Okay, I admit I didn't immediately place the origin of "revenge is a dish best served cold" -- it's from Pierre Ambroise François Choderlos de Laclos's Les Liaisons dangereuses: "La vengeance est un plat qui se mange froid." -- but I knew it wasn't originally Klingon.

It was a throw-away lede that attempted to be cute (something I tend to dislike anyway), but still. Revenge is central to both Kill Bill and The Punisher, but the Klingon reference did nothing for that theme or the story.
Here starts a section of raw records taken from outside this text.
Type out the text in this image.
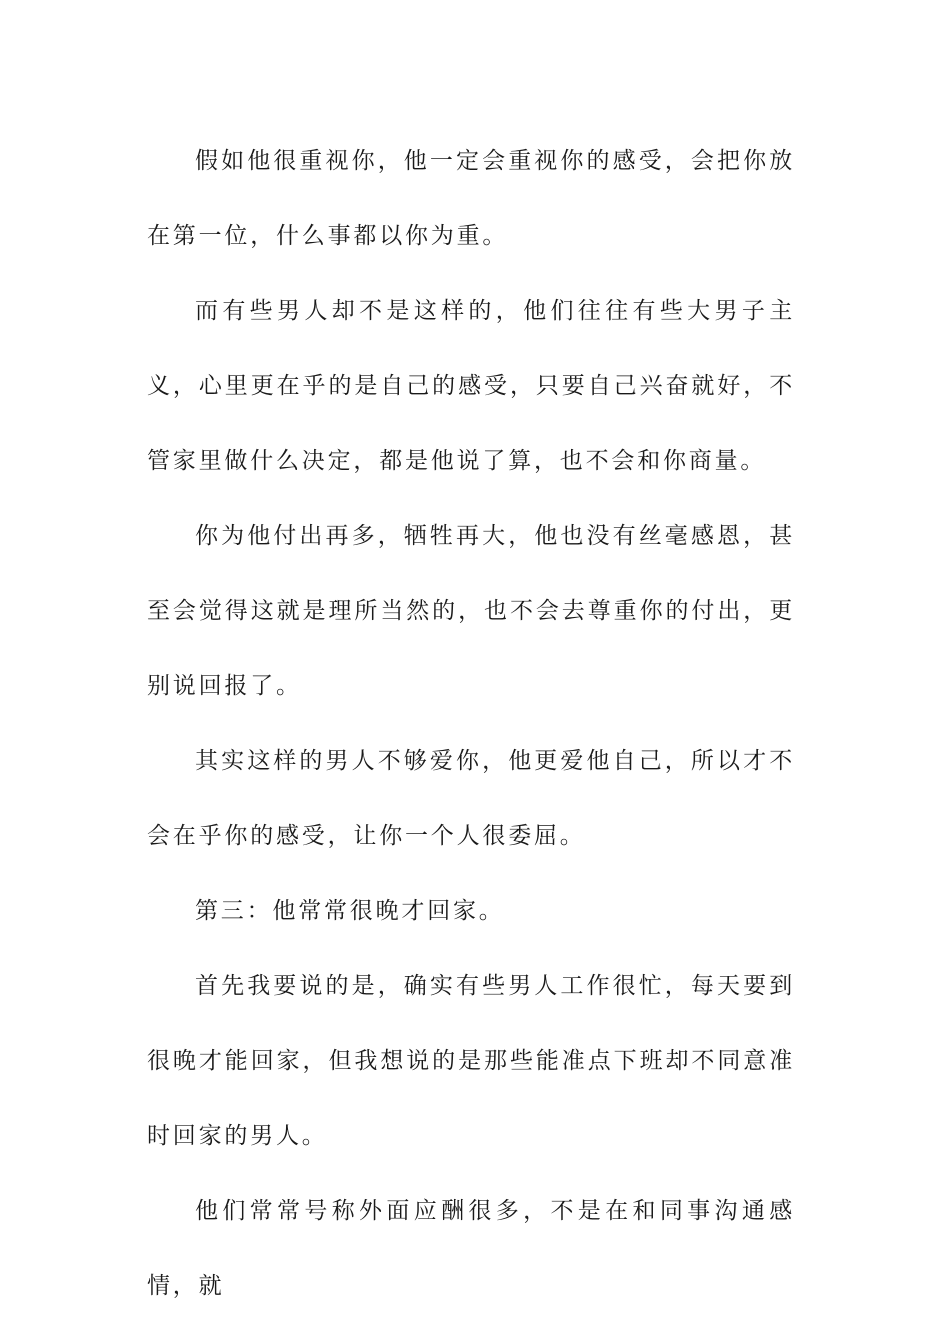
假如他很重视你，他一定会重视你的感受，会把你放在第一位，什么事都以你为重。

而有些男人却不是这样的，他们往往有些大男子主义，心里更在乎的是自己的感受，只要自己兴奋就好，不管家里做什么决定，都是他说了算，也不会和你商量。

你为他付出再多，牺牲再大，他也没有丝毫感恩，甚至会觉得这就是理所当然的，也不会去尊重你的付出，更别说回报了。

其实这样的男人不够爱你，他更爱他自己，所以才不会在乎你的感受，让你一个人很委屈。

第三：他常常很晚才回家。

首先我要说的是，确实有些男人工作很忙，每天要到很晚才能回家，但我想说的是那些能准点下班却不同意准时回家的男人。

他们常常号称外面应酬很多，不是在和同事沟通感情，就
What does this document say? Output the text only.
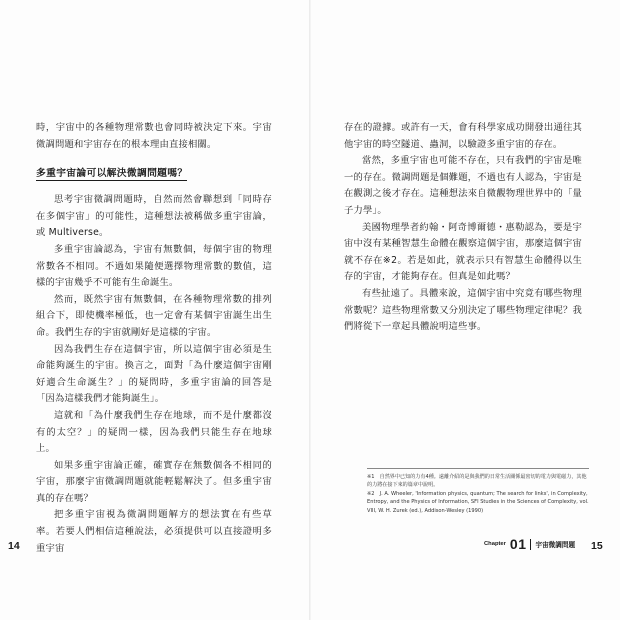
時，宇宙中的各種物理常數也會同時被決定下來。宇宙微調問題和宇宙存在的根本理由直接相關。

多重宇宙論可以解決微調問題嗎？

思考宇宙微調問題時，自然而然會聯想到「同時存在多個宇宙」的可能性，這種想法被稱做多重宇宙論，或 Multiverse。

多重宇宙論認為，宇宙有無數個，每個宇宙的物理常數各不相同。不過如果隨便選擇物理常數的數值，這樣的宇宙幾乎不可能有生命誕生。

然而，既然宇宙有無數個，在各種物理常數的排列組合下，即使機率極低，也一定會有某個宇宙誕生出生命。我們生存的宇宙就剛好是這樣的宇宙。

因為我們生存在這個宇宙，所以這個宇宙必須是生命能夠誕生的宇宙。換言之，面對「為什麼這個宇宙剛好適合生命誕生？」的疑問時，多重宇宙論的回答是「因為這樣我們才能夠誕生」。

這就和「為什麼我們生存在地球，而不是什麼都沒有的太空？」的疑問一樣，因為我們只能生存在地球上。

如果多重宇宙論正確，確實存在無數個各不相同的宇宙，那麼宇宙微調問題就能輕鬆解決了。但多重宇宙真的存在嗎？

把多重宇宙視為微調問題解方的想法實在有些草率。若要人們相信這種說法，必須提供可以直接證明多重宇宙

14

存在的證據。或許有一天，會有科學家成功開發出通往其他宇宙的時空隧道、蟲洞，以驗證多重宇宙的存在。

當然，多重宇宙也可能不存在，只有我們的宇宙是唯一的存在。微調問題是個難題，不過也有人認為，宇宙是在觀測之後才存在。這種想法來自微觀物理世界中的「量子力學」。

美國物理學者約翰・阿奇博爾德・惠勒認為，要是宇宙中沒有某種智慧生命體在觀察這個宇宙，那麼這個宇宙就不存在※2。若是如此，就表示只有智慧生命體得以生存的宇宙，才能夠存在。但真是如此嗎？

有些扯遠了。具體來說，這個宇宙中究竟有哪些物理常數呢？這些物理常數又分別決定了哪些物理定律呢？我們將從下一章起具體說明這些事。

※1　自然界中已知的力有4種。遠離介紹的是與我們的日常生活關係最密切的電力與電磁力，其他的力將在接下來的篇章中說明。

※2　J. A. Wheeler, 'Information physics, quantum; The search for links', in Complexity, Entropy, and the Physics of Information, SFI Studies in the Sciences of Complexity, vol. VIII, W. H. Zurek (ed.), Addison-Wesley (1990)

Chapter 01 宇宙微調問題 15
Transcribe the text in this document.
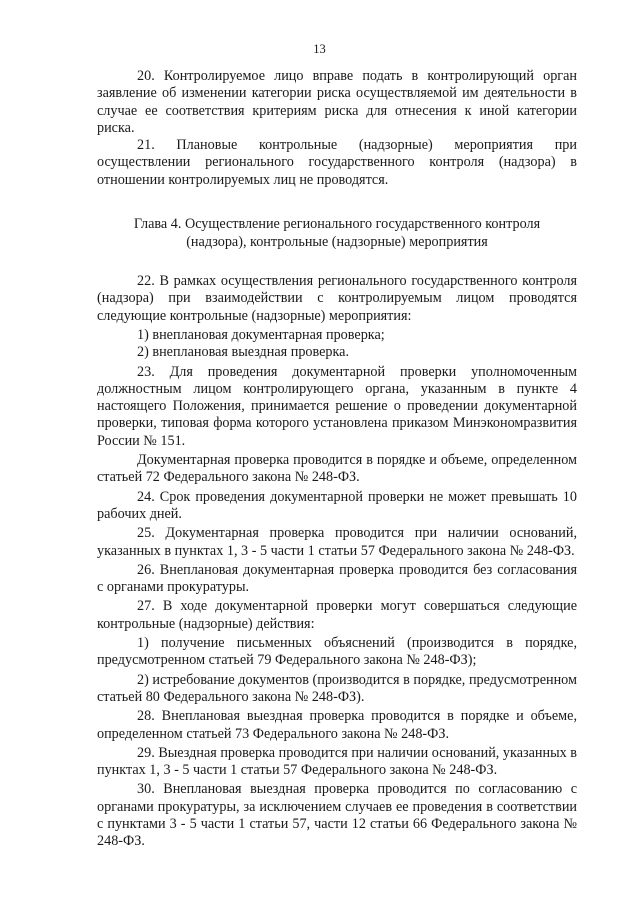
13

20. Контролируемое лицо вправе подать в контролирующий орган заявление об изменении категории риска осуществляемой им деятельности в случае ее соответствия критериям риска для отнесения к иной категории риска.

21. Плановые контрольные (надзорные) мероприятия при осуществлении регионального государственного контроля (надзора) в отношении контролируемых лиц не проводятся.

Глава 4. Осуществление регионального государственного контроля
(надзора), контрольные (надзорные) мероприятия

22. В рамках осуществления регионального государственного контроля (надзора) при взаимодействии с контролируемым лицом проводятся следующие контрольные (надзорные) мероприятия:

1) внеплановая документарная проверка;

2) внеплановая выездная проверка.

23. Для проведения документарной проверки уполномоченным должностным лицом контролирующего органа, указанным в пункте 4 настоящего Положения, принимается решение о проведении документарной проверки, типовая форма которого установлена приказом Минэкономразвития России № 151.

Документарная проверка проводится в порядке и объеме, определенном статьей 72 Федерального закона № 248-ФЗ.

24. Срок проведения документарной проверки не может превышать 10 рабочих дней.

25. Документарная проверка проводится при наличии оснований, указанных в пунктах 1, 3 - 5 части 1 статьи 57 Федерального закона № 248-ФЗ.

26. Внеплановая документарная проверка проводится без согласования с органами прокуратуры.

27. В ходе документарной проверки могут совершаться следующие контрольные (надзорные) действия:

1) получение письменных объяснений (производится в порядке, предусмотренном статьей 79 Федерального закона № 248-ФЗ);

2) истребование документов (производится в порядке, предусмотренном статьей 80 Федерального закона № 248-ФЗ).

28. Внеплановая выездная проверка проводится в порядке и объеме, определенном статьей 73 Федерального закона № 248-ФЗ.

29. Выездная проверка проводится при наличии оснований, указанных в пунктах 1, 3 - 5 части 1 статьи 57 Федерального закона № 248-ФЗ.

30. Внеплановая выездная проверка проводится по согласованию с органами прокуратуры, за исключением случаев ее проведения в соответствии с пунктами 3 - 5 части 1 статьи 57, части 12 статьи 66 Федерального закона № 248-ФЗ.
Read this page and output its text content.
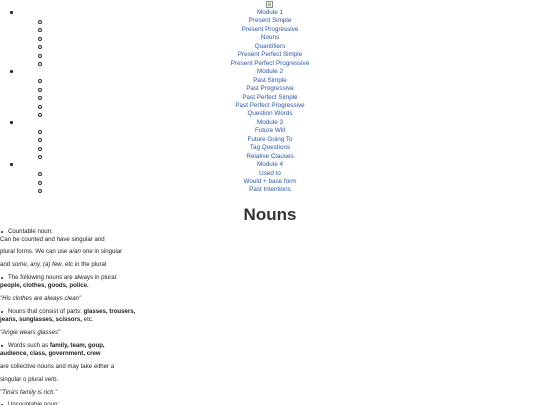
Module 1
Present Simple
Present Progressive
Nouns
Quantifiers
Present Perfect Simple
Present Perfect Progressive
Module 2
Past Simple
Past Progressive
Past Perfect Simple
Past Perfect Progressive
Question Words
Module 3
Future Will
Future Going To
Tag Questions
Relative Clauses
Module 4
Used to
Would + base form
Past Intentions
Nouns
Countable noun:
Can be counted and have singular and
plural forms. We can use a/an one in singular
and some, any, (a) few, etc in the plural
The following nouns are always in plural.
people, clothes, goods, police.
"His clothes are always clean"
Nouns that consist of parts: glasses, trousers,
jeans, sunglasses, scissors, etc.
"Angie wears glasses"
Words such as family, team, goup,
audience, class, government, crew
are collective nouns and may take either a
singular o plural verb.
"Tina's family is rich."
Uncountable noun:
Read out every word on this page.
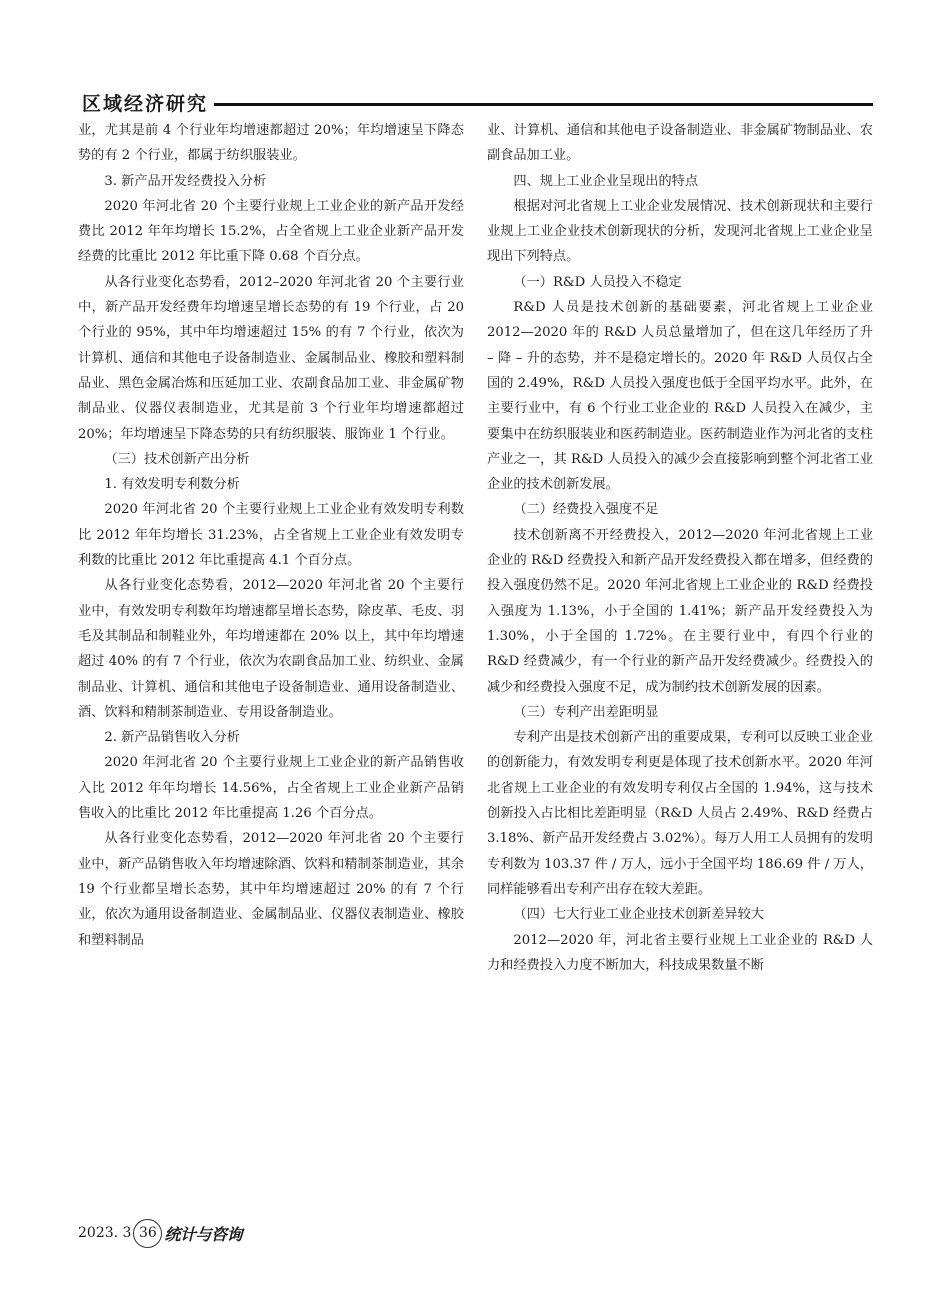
区域经济研究

业，尤其是前 4 个行业年均增速都超过 20%；年均增速呈下降态势的有 2 个行业，都属于纺织服装业。

3. 新产品开发经费投入分析

2020 年河北省 20 个主要行业规上工业企业的新产品开发经费比 2012 年年均增长 15.2%，占全省规上工业企业新产品开发经费的比重比 2012 年比重下降 0.68 个百分点。

从各行业变化态势看，2012–2020 年河北省 20 个主要行业中，新产品开发经费年均增速呈增长态势的有 19 个行业，占 20 个行业的 95%，其中年均增速超过 15% 的有 7 个行业，依次为计算机、通信和其他电子设备制造业、金属制品业、橡胶和塑料制品业、黑色金属冶炼和压延加工业、农副食品加工业、非金属矿物制品业、仪器仪表制造业，尤其是前 3 个行业年均增速都超过 20%；年均增速呈下降态势的只有纺织服装、服饰业 1 个行业。

（三）技术创新产出分析

1. 有效发明专利数分析

2020 年河北省 20 个主要行业规上工业企业有效发明专利数比 2012 年年均增长 31.23%，占全省规上工业企业有效发明专利数的比重比 2012 年比重提高 4.1 个百分点。

从各行业变化态势看，2012—2020 年河北省 20 个主要行业中，有效发明专利数年均增速都呈增长态势，除皮革、毛皮、羽毛及其制品和制鞋业外，年均增速都在 20% 以上，其中年均增速超过 40% 的有 7 个行业，依次为农副食品加工业、纺织业、金属制品业、计算机、通信和其他电子设备制造业、通用设备制造业、酒、饮料和精制茶制造业、专用设备制造业。

2. 新产品销售收入分析

2020 年河北省 20 个主要行业规上工业企业的新产品销售收入比 2012 年年均增长 14.56%，占全省规上工业企业新产品销售收入的比重比 2012 年比重提高 1.26 个百分点。

从各行业变化态势看，2012—2020 年河北省 20 个主要行业中，新产品销售收入年均增速除酒、饮料和精制茶制造业，其余 19 个行业都呈增长态势，其中年均增速超过 20% 的有 7 个行业，依次为通用设备制造业、金属制品业、仪器仪表制造业、橡胶和塑料制品

业、计算机、通信和其他电子设备制造业、非金属矿物制品业、农副食品加工业。

四、规上工业企业呈现出的特点

根据对河北省规上工业企业发展情况、技术创新现状和主要行业规上工业企业技术创新现状的分析，发现河北省规上工业企业呈现出下列特点。

（一）R&D 人员投入不稳定

R&D 人员是技术创新的基础要素，河北省规上工业企业 2012—2020 年的 R&D 人员总量增加了，但在这几年经历了升 – 降 – 升的态势，并不是稳定增长的。2020 年 R&D 人员仅占全国的 2.49%，R&D 人员投入强度也低于全国平均水平。此外，在主要行业中，有 6 个行业工业企业的 R&D 人员投入在减少，主要集中在纺织服装业和医药制造业。医药制造业作为河北省的支柱产业之一，其 R&D 人员投入的减少会直接影响到整个河北省工业企业的技术创新发展。

（二）经费投入强度不足

技术创新离不开经费投入，2012—2020 年河北省规上工业企业的 R&D 经费投入和新产品开发经费投入都在增多，但经费的投入强度仍然不足。2020 年河北省规上工业企业的 R&D 经费投入强度为 1.13%，小于全国的 1.41%；新产品开发经费投入为 1.30%，小于全国的 1.72%。在主要行业中，有四个行业的 R&D 经费减少，有一个行业的新产品开发经费减少。经费投入的减少和经费投入强度不足，成为制约技术创新发展的因素。

（三）专利产出差距明显

专利产出是技术创新产出的重要成果，专利可以反映工业企业的创新能力，有效发明专利更是体现了技术创新水平。2020 年河北省规上工业企业的有效发明专利仅占全国的 1.94%，这与技术创新投入占比相比差距明显（R&D 人员占 2.49%、R&D 经费占 3.18%、新产品开发经费占 3.02%）。每万人用工人员拥有的发明专利数为 103.37 件 / 万人，远小于全国平均 186.69 件 / 万人，同样能够看出专利产出存在较大差距。

（四）七大行业工业企业技术创新差异较大

2012—2020 年，河北省主要行业规上工业企业的 R&D 人力和经费投入力度不断加大，科技成果数量不断

2023. 3 36 统计与咨询
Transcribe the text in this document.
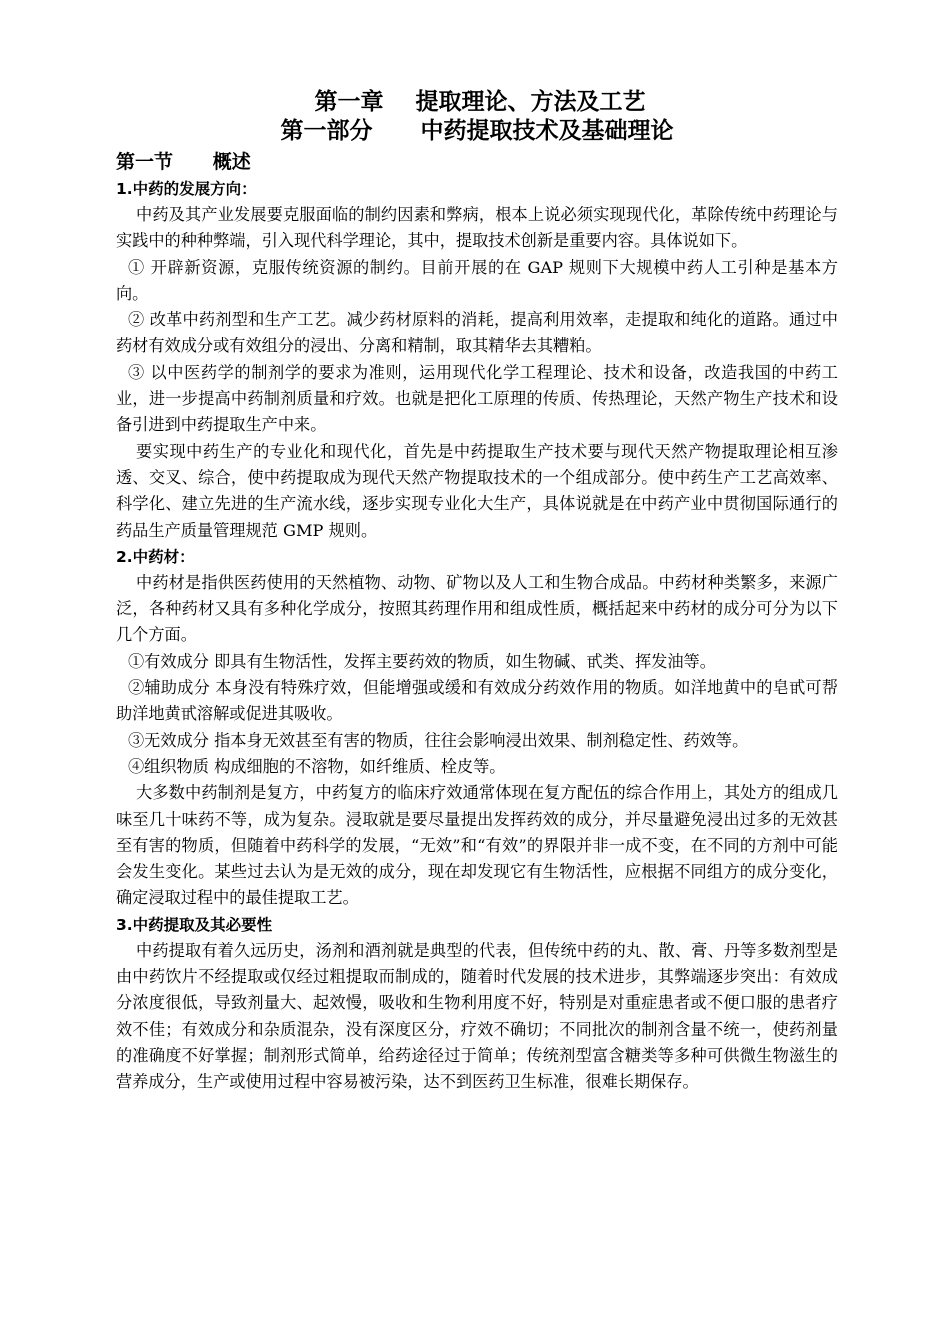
第一章    提取理论、方法及工艺
第一部分      中药提取技术及基础理论
第一节      概述

1.中药的发展方向：

中药及其产业发展要克服面临的制约因素和弊病，根本上说必须实现现代化，革除传统中药理论与实践中的种种弊端，引入现代科学理论，其中，提取技术创新是重要内容。具体说如下。

① 开辟新资源，克服传统资源的制约。目前开展的在 GAP 规则下大规模中药人工引种是基本方向。

② 改革中药剂型和生产工艺。减少药材原料的消耗，提高利用效率，走提取和纯化的道路。通过中药材有效成分或有效组分的浸出、分离和精制，取其精华去其糟粕。

③ 以中医药学的制剂学的要求为准则，运用现代化学工程理论、技术和设备，改造我国的中药工业，进一步提高中药制剂质量和疗效。也就是把化工原理的传质、传热理论，天然产物生产技术和设备引进到中药提取生产中来。

要实现中药生产的专业化和现代化，首先是中药提取生产技术要与现代天然产物提取理论相互渗透、交叉、综合，使中药提取成为现代天然产物提取技术的一个组成部分。使中药生产工艺高效率、科学化、建立先进的生产流水线，逐步实现专业化大生产，具体说就是在中药产业中贯彻国际通行的药品生产质量管理规范 GMP 规则。

2.中药材：

中药材是指供医药使用的天然植物、动物、矿物以及人工和生物合成品。中药材种类繁多，来源广泛，各种药材又具有多种化学成分，按照其药理作用和组成性质，概括起来中药材的成分可分为以下几个方面。

①有效成分 即具有生物活性，发挥主要药效的物质，如生物碱、甙类、挥发油等。

②辅助成分 本身没有特殊疗效，但能增强或缓和有效成分药效作用的物质。如洋地黄中的皂甙可帮助洋地黄甙溶解或促进其吸收。

③无效成分 指本身无效甚至有害的物质，往往会影响浸出效果、制剂稳定性、药效等。

④组织物质 构成细胞的不溶物，如纤维质、栓皮等。

大多数中药制剂是复方，中药复方的临床疗效通常体现在复方配伍的综合作用上，其处方的组成几味至几十味药不等，成为复杂。浸取就是要尽量提出发挥药效的成分，并尽量避免浸出过多的无效甚至有害的物质，但随着中药科学的发展，“无效”和“有效”的界限并非一成不变，在不同的方剂中可能会发生变化。某些过去认为是无效的成分，现在却发现它有生物活性，应根据不同组方的成分变化，确定浸取过程中的最佳提取工艺。

3.中药提取及其必要性

中药提取有着久远历史，汤剂和酒剂就是典型的代表，但传统中药的丸、散、膏、丹等多数剂型是由中药饮片不经提取或仅经过粗提取而制成的，随着时代发展的技术进步，其弊端逐步突出：有效成分浓度很低，导致剂量大、起效慢，吸收和生物利用度不好，特别是对重症患者或不便口服的患者疗效不佳；有效成分和杂质混杂，没有深度区分，疗效不确切；不同批次的制剂含量不统一，使药剂量的准确度不好掌握；制剂形式简单，给药途径过于简单；传统剂型富含糖类等多种可供微生物滋生的营养成分，生产或使用过程中容易被污染，达不到医药卫生标准，很难长期保存。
Instead it seems the author (or editor) never bothered to track down the originator of the quote.

And, by the by, the Klingon version is bortaS bIr jablu'DI', reH QaQqu' nay' ("When cold revenge is served, the dish is always very good"), according to the Klingon Imperial Diplomatic Corps message boards. And to totally geek out about it, in pIqaD, the phrase is (using the KlingonTNG TrueType font) BORTAS BIR JABLU'DI', REH QAQKU' NAY'.

[ADDENDUM: Margaret pointed out in the comments that the connection of Klingons and serving suggestions for revenge was made in the opening of Kill Bill Vol. 1, so I there is a reason for the connection in the LA Times article. Also, it looks AP movie writer David Germain addressed the quote-sourcing issue when Vol. 1 came out.]